Forty-five-year-old Gina Biletti, newly unemployed and separated—with thoughts of her soon-to-be ex frequently “flooding back, like a bout of acid reflux”—flies across the country to join her friend Danielle LaTour on one of her job assignments. Danielle owns a high-profile public-relations firm, and a client, Matthias Loneskum, is one of the “top three billionaires in the world, a titan in the tech world, but very eccentric.” No kidding; he has a secret, quaint English village–style hamlet in Oregon called Maidenwell, which Gina, Danielle, and a few others can only reach via an old-fashioned steam train that looks “like something out of Harry Potter, with red lacquered wood cars with gold trim.” Roughly 300 people live in self-sustaining Maidenwell, and the town is all atwitter because occurring there shortly is the “most significant alpaca auction in the last ten years,” where the champion Florrie will be sold.

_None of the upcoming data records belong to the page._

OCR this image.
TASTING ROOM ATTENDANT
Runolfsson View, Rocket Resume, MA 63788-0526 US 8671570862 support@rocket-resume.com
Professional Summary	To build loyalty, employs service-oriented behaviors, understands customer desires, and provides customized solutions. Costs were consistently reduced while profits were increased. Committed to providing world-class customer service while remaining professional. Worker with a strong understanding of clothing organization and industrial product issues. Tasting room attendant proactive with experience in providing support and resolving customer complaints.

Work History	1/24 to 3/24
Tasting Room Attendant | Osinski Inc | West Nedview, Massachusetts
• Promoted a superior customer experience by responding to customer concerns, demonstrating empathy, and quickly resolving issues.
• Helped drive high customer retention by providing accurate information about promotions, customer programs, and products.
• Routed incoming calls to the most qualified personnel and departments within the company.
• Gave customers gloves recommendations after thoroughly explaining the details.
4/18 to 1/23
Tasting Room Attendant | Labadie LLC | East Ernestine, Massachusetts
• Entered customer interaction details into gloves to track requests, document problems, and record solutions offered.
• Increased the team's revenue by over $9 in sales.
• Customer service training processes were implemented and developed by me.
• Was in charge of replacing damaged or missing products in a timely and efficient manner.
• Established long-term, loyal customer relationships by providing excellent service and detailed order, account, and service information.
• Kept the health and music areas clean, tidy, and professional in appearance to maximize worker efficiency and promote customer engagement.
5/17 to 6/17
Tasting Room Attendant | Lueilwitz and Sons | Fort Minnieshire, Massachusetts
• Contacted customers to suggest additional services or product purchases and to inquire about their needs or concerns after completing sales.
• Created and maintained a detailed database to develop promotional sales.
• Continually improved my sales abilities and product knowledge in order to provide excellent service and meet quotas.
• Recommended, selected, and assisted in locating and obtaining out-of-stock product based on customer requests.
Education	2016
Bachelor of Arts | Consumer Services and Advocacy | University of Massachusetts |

Whoever wins Florrie “will basically control the fate of the alpaca industry in North America.” Gina, Danielle, and the auction attendees stay at Haverford Hall, a mini-version of Downton Abbey and the home of Austrian Frau Loneskum, Matthias’ mother and Florrie’s owner. The auction has created huge industry buzz, as alpaca wool is very valuable, and many of the bidders are at odds with one another. When a bidder shows up dead under suspicious circumstances, Gina assumes the auction is off. She guesses incorrectly, and soon there’s another corpse. This is a brisk, fun read that requires common sense to be put aside, not because of the murders or the auction, but because it assumes Maidenwell could be built and operated under the radar. Humor runs rampant, and dialogue can be crisp. The schooling on the alpaca industry is a bonus. And Wood’s descriptions can be amusing: An alpaca ranch owner “had a long neck and held herself upright, almost like she was posing for a photographer who wasn’t there.” Gina herself would approve of this book, as she says she enjoys mysteries—“Nothing too bloody, but I do like my twists.”
An entertaining mystery that should give readers the willies.